Transformer's Op name isn't available when setting opName

142 Views Asked by At

I created my custom transformer (simple model that adds a string to a column value) to test Mleap serialization, but while writing my Op file for Mleap and Spark serialization, I couldn't my transformer's name.

My reference.conf file looks like this

my.domain.mleap.spark.ops = ["spark_side.CustomTransformerOp"]

// include the custom transformers ops we have defined to the default Spark registries
ml.combust.mleap.spark.registry.v20.ops += my.domain.mleap.spark.ops
ml.combust.mleap.spark.registry.v21.ops += my.domain.mleap.spark.ops
ml.combust.mleap.spark.registry.v22.ops += my.domain.mleap.spark.ops
ml.combust.mleap.spark.registry.v23.ops += my.domain.mleap.spark.ops

my.domain.mleap.ops = ["mleap_side.CustomTransformerOp"]

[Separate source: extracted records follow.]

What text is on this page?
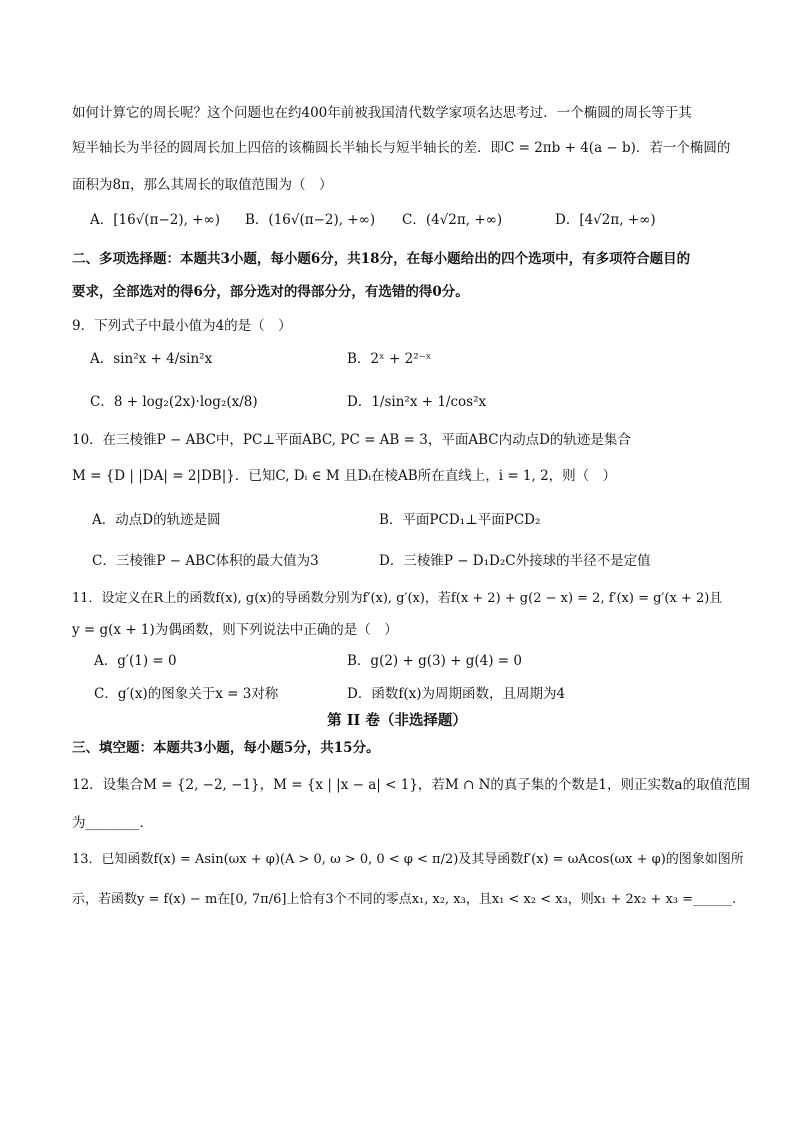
如何计算它的周长呢？这个问题也在约400年前被我国清代数学家项名达思考过．一个椭圆的周长等于其
短半轴长为半径的圆周长加上四倍的该椭圆长半轴长与短半轴长的差．即C = 2πb + 4(a − b)．若一个椭圆的
面积为8π，那么其周长的取值范围为（　）
A．[16√(π−2), +∞) B．(16√(π−2), +∞) C．(4√2π, +∞)	D．[4√2π, +∞)
二、多项选择题：本题共3小题，每小题6分，共18分，在每小题给出的四个选项中，有多项符合题目的
要求，全部选对的得6分，部分选对的得部分分，有选错的得0分。
9．下列式子中最小值为4的是（　）
A．sin²x + 4/sin²x	B．2ˣ + 2²⁻ˣ
C．8 + log₂(2x)·log₂(x/8)	D．1/sin²x + 1/cos²x
10．在三棱锥P − ABC中，PC⊥平面ABC, PC = AB = 3，平面ABC内动点D的轨迹是集合
M = {D | |DA| = 2|DB|}．已知C, Dᵢ ∈ M 且Dᵢ在棱AB所在直线上，i = 1, 2，则（　）
A．动点D的轨迹是圆	B．平面PCD₁⊥平面PCD₂
C．三棱锥P − ABC体积的最大值为3	D．三棱锥P − D₁D₂C外接球的半径不是定值
11．设定义在R上的函数f(x), g(x)的导函数分别为f′(x), g′(x)，若f(x + 2) + g(2 − x) = 2, f′(x) = g′(x + 2)且
y = g(x + 1)为偶函数，则下列说法中正确的是（　）
A．g′(1) = 0	B．g(2) + g(3) + g(4) = 0
C．g′(x)的图象关于x = 3对称	D．函数f(x)为周期函数，且周期为4
第 II 卷（非选择题）
三、填空题：本题共3小题，每小题5分，共15分。
12．设集合M = {2, −2, −1}，M = {x | |x − a| < 1}，若M ∩ N的真子集的个数是1，则正实数a的取值范围
为________．
13．已知函数f(x) = Asin(ωx + φ)(A > 0, ω > 0, 0 < φ < π/2)及其导函数f′(x) = ωAcos(ωx + φ)的图象如图所
示，若函数y = f(x) − m在[0, 7π/6]上恰有3个不同的零点x₁, x₂, x₃，且x₁ < x₂ < x₃，则x₁ + 2x₂ + x₃ =______.
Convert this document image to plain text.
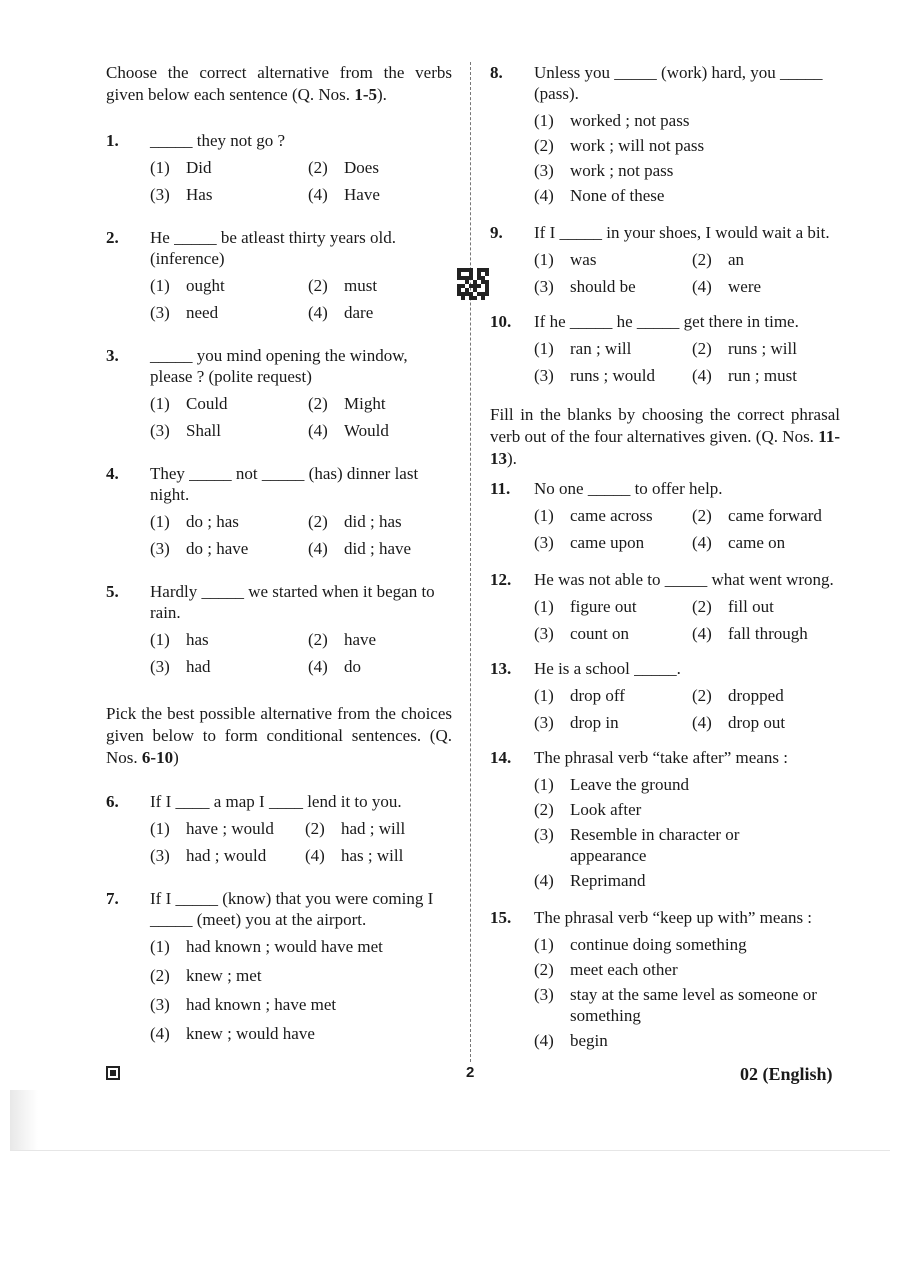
Choose the correct alternative from the verbs given below each sentence (Q. Nos. 1-5).
1. _____ they not go ?
(1) Did	(2) Does
(3) Has	(4) Have
2. He _____ be atleast thirty years old. (inference)
(1) ought	(2) must
(3) need	(4) dare
3. _____ you mind opening the window, please ? (polite request)
(1) Could	(2) Might
(3) Shall	(4) Would
4. They _____ not _____ (has) dinner last night.
(1) do ; has	(2) did ; has
(3) do ; have	(4) did ; have
5. Hardly _____ we started when it began to rain.
(1) has	(2) have
(3) had	(4) do
Pick the best possible alternative from the choices given below to form conditional sentences. (Q. Nos. 6-10)
6. If I ____ a map I ____ lend it to you.
(1) have ; would	(2) had ; will
(3) had ; would	(4) has ; will
7. If I _____ (know) that you were coming I _____ (meet) you at the airport.
(1) had known ; would have met
(2) knew ; met
(3) had known ; have met
(4) knew ; would have
8. Unless you _____ (work) hard, you _____ (pass).
(1) worked ; not pass
(2) work ; will not pass
(3) work ; not pass
(4) None of these
9. If I _____ in your shoes, I would wait a bit.
(1) was	(2) an
(3) should be	(4) were
10. If he _____ he _____ get there in time.
(1) ran ; will	(2) runs ; will
(3) runs ; would	(4) run ; must
Fill in the blanks by choosing the correct phrasal verb out of the four alternatives given. (Q. Nos. 11-13).
11. No one _____ to offer help.
(1) came across	(2) came forward
(3) came upon	(4) came on
12. He was not able to _____ what went wrong.
(1) figure out	(2) fill out
(3) count on	(4) fall through
13. He is a school _____.
(1) drop off	(2) dropped
(3) drop in	(4) drop out
14. The phrasal verb “take after” means :
(1) Leave the ground
(2) Look after
(3) Resemble in character or appearance
(4) Reprimand
15. The phrasal verb “keep up with” means :
(1) continue doing something
(2) meet each other
(3) stay at the same level as someone or something
(4) begin
2	02 (English)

// include the custom transformers we have defined to the default MLeap registry
ml.combust.mleap.registry.default.ops += my.domain.mleap.ops

When I run the pipeline with only that stage on my dataset it works fine, I'm even able to save the pipeline if I set opName to some string or one of the Bundle.BuiltinOps members.

If I put in some string, error pops up that says: "unable to find key : thatString", and if I use another member the error states that it's unable to find a key from that member (which is completely reasonable and I understand why it happens).

My question is how do I make the name of my transformer available when declaring opName in my Op files.

(if somebody could hit up Hollin Wilkins that would be amazing :D)

1

There are 1 best solutions below

0
On

I had the same question. according to this link

https://github.com/combust/mleap/wiki/Adding-an-MLeap-Spark-Transformer

you'll need to add it yourself to ml.combust.bundle.dsl.Bundle.BuiltinOps

In Section 3. Implement Bundle.ML serialization for MLeap

Note: if implementing a vanilla Spark transformer, make sure to add the opName to ml.combust.bundle.dsl.Bundle.BuiltinOps.